Secondly, I’m not sure if this is a Wii U or ZombiU bug but I had one loading screen fully lock up on me. This isn’t a drastic issue as it happens to most games at some point but the kicker was that I couldn’t turn the Wii U off with the buttons on the front of the console. I could turn the gamepad’s screen off but after pressing the power button on the Wii U multiple times (and holding it down for 30+ seconds), it became apparent I had no other choice but to unplug the console from the back. Of course, I then lost around an hour of gameplay and full backpack of supplies as I was in the middle of a corpse run when it locked up.

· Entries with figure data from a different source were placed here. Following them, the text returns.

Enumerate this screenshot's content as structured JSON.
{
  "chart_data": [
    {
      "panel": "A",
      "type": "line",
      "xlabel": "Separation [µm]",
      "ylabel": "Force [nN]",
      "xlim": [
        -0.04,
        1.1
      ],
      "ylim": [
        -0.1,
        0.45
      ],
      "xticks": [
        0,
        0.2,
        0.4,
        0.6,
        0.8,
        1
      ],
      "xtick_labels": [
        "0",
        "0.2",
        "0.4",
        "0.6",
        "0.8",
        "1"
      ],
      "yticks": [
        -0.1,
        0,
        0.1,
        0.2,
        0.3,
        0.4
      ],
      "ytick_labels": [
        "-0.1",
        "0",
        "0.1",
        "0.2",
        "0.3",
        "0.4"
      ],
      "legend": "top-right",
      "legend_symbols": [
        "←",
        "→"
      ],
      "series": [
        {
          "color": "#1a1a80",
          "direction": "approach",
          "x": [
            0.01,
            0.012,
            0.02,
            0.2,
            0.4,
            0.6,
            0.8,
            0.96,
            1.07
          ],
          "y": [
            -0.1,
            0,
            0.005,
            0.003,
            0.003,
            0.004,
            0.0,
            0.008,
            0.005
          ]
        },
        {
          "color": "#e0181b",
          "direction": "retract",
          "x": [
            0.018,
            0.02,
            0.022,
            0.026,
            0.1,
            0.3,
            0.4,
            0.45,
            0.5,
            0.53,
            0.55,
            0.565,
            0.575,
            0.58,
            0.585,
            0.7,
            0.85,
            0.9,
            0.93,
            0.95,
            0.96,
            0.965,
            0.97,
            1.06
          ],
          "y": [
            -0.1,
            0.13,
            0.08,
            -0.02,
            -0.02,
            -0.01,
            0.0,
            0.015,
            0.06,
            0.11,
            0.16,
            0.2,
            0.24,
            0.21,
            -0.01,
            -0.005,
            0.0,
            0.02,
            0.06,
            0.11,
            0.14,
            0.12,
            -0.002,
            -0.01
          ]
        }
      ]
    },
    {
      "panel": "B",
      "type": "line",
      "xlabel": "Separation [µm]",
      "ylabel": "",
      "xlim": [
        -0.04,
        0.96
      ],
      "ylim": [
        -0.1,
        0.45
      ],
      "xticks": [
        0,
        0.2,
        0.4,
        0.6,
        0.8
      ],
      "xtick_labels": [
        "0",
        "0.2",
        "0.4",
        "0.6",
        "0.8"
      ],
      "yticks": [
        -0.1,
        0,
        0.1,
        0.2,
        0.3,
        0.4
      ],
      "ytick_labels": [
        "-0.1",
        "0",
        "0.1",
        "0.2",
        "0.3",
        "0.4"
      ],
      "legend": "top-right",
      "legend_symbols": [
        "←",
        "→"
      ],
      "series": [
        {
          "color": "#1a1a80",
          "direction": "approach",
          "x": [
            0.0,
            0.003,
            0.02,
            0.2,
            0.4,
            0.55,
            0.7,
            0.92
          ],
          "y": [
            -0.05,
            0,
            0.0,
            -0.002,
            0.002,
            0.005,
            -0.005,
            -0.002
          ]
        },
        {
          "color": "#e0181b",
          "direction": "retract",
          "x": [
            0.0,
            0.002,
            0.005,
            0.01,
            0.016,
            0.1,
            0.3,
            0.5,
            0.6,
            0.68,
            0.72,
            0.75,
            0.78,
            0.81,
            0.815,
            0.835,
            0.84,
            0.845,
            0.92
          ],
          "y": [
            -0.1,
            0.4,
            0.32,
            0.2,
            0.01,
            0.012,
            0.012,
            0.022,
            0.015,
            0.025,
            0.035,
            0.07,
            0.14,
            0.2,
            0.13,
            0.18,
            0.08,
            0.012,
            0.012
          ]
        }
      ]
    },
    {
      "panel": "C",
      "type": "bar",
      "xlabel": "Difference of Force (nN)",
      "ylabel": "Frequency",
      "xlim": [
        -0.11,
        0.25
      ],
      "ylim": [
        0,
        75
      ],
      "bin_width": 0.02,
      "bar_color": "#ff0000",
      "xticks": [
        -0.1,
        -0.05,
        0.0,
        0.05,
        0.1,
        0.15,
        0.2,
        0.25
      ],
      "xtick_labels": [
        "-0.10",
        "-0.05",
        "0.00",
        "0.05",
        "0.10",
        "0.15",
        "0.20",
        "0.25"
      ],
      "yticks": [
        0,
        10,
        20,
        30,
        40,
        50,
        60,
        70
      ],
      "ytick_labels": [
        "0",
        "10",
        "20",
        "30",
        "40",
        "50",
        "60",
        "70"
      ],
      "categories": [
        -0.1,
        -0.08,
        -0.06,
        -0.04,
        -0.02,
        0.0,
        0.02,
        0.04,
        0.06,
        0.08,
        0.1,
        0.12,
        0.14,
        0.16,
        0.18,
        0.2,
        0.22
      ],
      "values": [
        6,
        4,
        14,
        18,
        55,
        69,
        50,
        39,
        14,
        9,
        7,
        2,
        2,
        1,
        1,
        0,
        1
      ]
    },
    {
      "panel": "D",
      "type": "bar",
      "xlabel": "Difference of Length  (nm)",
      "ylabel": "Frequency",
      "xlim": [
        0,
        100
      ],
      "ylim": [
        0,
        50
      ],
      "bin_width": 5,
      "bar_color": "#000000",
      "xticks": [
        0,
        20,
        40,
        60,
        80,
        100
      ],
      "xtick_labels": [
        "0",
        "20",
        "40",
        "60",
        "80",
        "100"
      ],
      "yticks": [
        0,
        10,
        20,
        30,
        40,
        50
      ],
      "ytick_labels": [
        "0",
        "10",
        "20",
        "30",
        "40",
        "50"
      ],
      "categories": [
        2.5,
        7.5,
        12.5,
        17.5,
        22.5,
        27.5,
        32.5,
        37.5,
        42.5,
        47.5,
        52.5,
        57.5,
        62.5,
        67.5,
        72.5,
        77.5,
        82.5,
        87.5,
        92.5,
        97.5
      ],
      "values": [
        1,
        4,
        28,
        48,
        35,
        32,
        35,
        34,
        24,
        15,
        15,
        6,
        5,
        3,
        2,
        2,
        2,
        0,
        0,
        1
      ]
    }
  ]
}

Finally, and probably the worst one, I had the game’s single player completely stop progressing multiple times due to random bugs. The first time it was early on in the game where a mission marker never appeared for the next mission. With no marker I had no idea where to go and the mission objective never updated. The only way to fix the issue was by deleting my save and starting a whole new game. Thankfully, that was just at the beginning of the game. But the next progress killer came at literally the very end of the game. To finish one of my missions I had to blow a hole in the wall using C4 that I acquired an hour earlier and had used multiple times. But in ZombiU’s eyes, I never acquired that C4 and couldn’t blow up the wall. Also, the C4 isn’t an item I can run out of, which also means it’s an item that appears once in the game and never again. So there was literally no possible way to advance in the game, simply because it wouldn’t recognize that I had C4.

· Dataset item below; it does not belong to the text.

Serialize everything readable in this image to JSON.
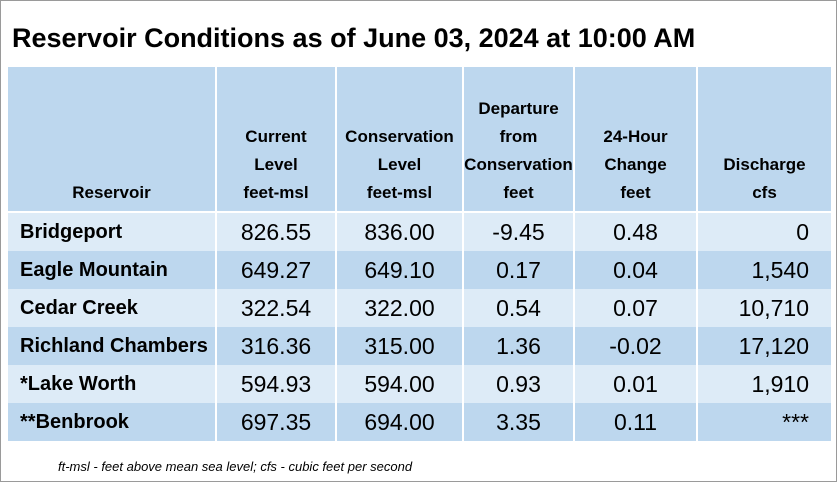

Despite its mostly unique game design in the single player, multiplayer may be the most interesting part of ZombiU. The idea is to put the gamepad holder in the position of “Zombie King,” where you can spawn different classes of zombies on a map to simultaneously mess with the humans but also capture flags to ultimately win the game. The humans are occupied by other players who are either using the Wii Remote and Nunchuck or the nice little Pro Controller. The humans obviously attempt to capture the flags as well but also must contend with the hordes of zombies that the Zombie King is throwing at them. The most disappointing aspect is the fact that this mode is local multiplayer only, which neuters the experience in the grand scheme of things. Ultimately, the multiplayer still provides a ton of new, interesting fun.
ZombiU has its fair share of issues, that isn’t debatable. But something else that isn’t debatable is the tension and legit horror that the game manages to bring forth due to great sound design and almost flawless integration of the gamepad. ZombiU covers the full range of emotions from pure horror all the way to heartbreaking disappointment due to some truly unfortunate bugs. It’s a fine launch title but I can’t stop to think about how much better it would have been with a few more months of development time under its belt.